PORTRAIT. Si Raouya m’était contée
LE MAG CULTURE



Par Maria Daïf

Portrait. Si Raouya m’était contée

(DR)

Révélée sur le tard dans Les yeux secs et renversante de justesse dans Casanegra, la comédienne est intense, généreuse et passionnée. Qualités rares dans le cinéma marocain.


Raouya est un ovni débarqué de plein gré sur la planète cinéma marocain. Il suffit de la voir camper le rôle de Mina, mère courage dans Les yeux secs de Narjiss Nejjar (2003), pour se rendre très vite compte que la comédienne a tout de l’objet rare. Dans ce film qui l’a révélée, elle impose sa marque de fabrique : jeu millimétré, interprétation
brillante et présence si intense – presque animale - qu’elle en est troublante. Fatéma Harandi, devenue Raouya (la conteuse en arabe, un nom de scène qu’elle s’est choisie elle-même), n’a rien de la novice. Avant ce film qui la mène jusque sur les marches de Cannes (sélection à la Quinzaine des réalisateurs, 2003), son physique massif et sa voix caverneuse passent, certes, encore inaperçus. Comédienne, elle l’est pourtant depuis longtemps. A 13 ans à peine, son père le voyait déjà : “Je m’en souviens comme si c’était hier. Je venais de faire des photomatons pour l’école et je les ai montrées à mon père. Il a juste souri et dit : mais c’est une comédienne que j’ai là.”

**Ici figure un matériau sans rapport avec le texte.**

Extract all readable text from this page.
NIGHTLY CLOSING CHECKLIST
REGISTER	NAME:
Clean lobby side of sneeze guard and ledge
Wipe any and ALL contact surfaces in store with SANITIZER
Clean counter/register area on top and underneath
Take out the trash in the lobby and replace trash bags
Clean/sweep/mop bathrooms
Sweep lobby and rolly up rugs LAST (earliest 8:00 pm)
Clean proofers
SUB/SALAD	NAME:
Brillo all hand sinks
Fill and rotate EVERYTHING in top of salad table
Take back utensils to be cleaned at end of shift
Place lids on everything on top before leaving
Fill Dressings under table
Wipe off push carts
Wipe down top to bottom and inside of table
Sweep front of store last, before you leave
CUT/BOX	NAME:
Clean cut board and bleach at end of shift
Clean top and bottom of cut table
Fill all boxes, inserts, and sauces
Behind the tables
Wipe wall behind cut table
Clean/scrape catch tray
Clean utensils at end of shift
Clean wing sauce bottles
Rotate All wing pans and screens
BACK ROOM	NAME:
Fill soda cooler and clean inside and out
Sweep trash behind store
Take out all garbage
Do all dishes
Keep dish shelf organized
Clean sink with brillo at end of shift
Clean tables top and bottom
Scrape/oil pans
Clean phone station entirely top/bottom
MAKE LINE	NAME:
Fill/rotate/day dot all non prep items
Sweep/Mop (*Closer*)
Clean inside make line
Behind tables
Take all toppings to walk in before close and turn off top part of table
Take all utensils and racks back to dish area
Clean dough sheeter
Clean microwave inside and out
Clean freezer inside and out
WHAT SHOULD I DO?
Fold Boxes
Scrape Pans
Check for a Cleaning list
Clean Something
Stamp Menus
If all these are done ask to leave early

Il faudra pourtant attendre quelque trois années sur les bancs du lycée Chawki à Casablanca, pour que le déclic se fasse : “Je ne sais pas si on peut appeler cela un déclic. C’était plutôt une évidence”, commente-t-elle en racontant l’événement qui allait lui faire découvrir le théâtre. “Je passais avec une copine devant le tableau de l’école, sur lequel étaient affichées des annonces. Quand j’ai vu “Masrah” sur l’une des affiches, ce mot a tout de suite résonné en moi, c’était presque magique. Pourtant, je ne savais pas vraiment ce que c’était. J’ai juste dit à ma copine : c’est ça que je veux faire.”

L’évidence des planches
Nous sommes en 1970, Raouya a 18 ans et sa décision est précise : elle répond à l’annonce et rejoint les quelques happy few qui bénéficieront d’une formation de trois semaines aux métiers du théâtre, offerte par le ministère de la Jeunesse et des Sports de l’époque. “J’ai tout appris pendant cette formation, jusqu’à l’éclairage et la scénographie. Nous avions les meilleurs enseignants pour nous coacher, dont Tayeb Seddiki, Ahmed Tayeb Laâlej et Lhachmi Ben Omar”, se souvient-elle.

Raouya ne veut plus quitter les planches, et se fait un petit nom dans le milieu du théâtre florissant des années 1970. De pièce en pièce (Knock, Le Bourgeois Gentilhomme, etc.), elle affine son jeu, se donne (déjà) à corps perdu dans ses rôles, et joue jusque dans les pièces de théâtre télévisées de l’époque, dont l’une réalisée par un certain Mohamed Reggab. En 1980, Raouya doit pourtant mettre sa passion de côté : “J’avais une famille à charge et le théâtre ne me permettait pas de la nourrir”. Elle accepte, la mort dans l’âme, un poste dans la fonction publique. Au ministère de la Santé la journée, elle est enfermée entre quatre murs, et le soir, se libère au Conservatoire de musique. “J’ai appris le solfège, à jouer du luth et de la batterie. Dès que je jouais, le temps s’arrêtait. La seule chose qui me faisait du bien à l’époque”. Cette échappatoire permet à Raouya de tenir le coup. De 1980 à 1990, on ne la voit plus sur les planches.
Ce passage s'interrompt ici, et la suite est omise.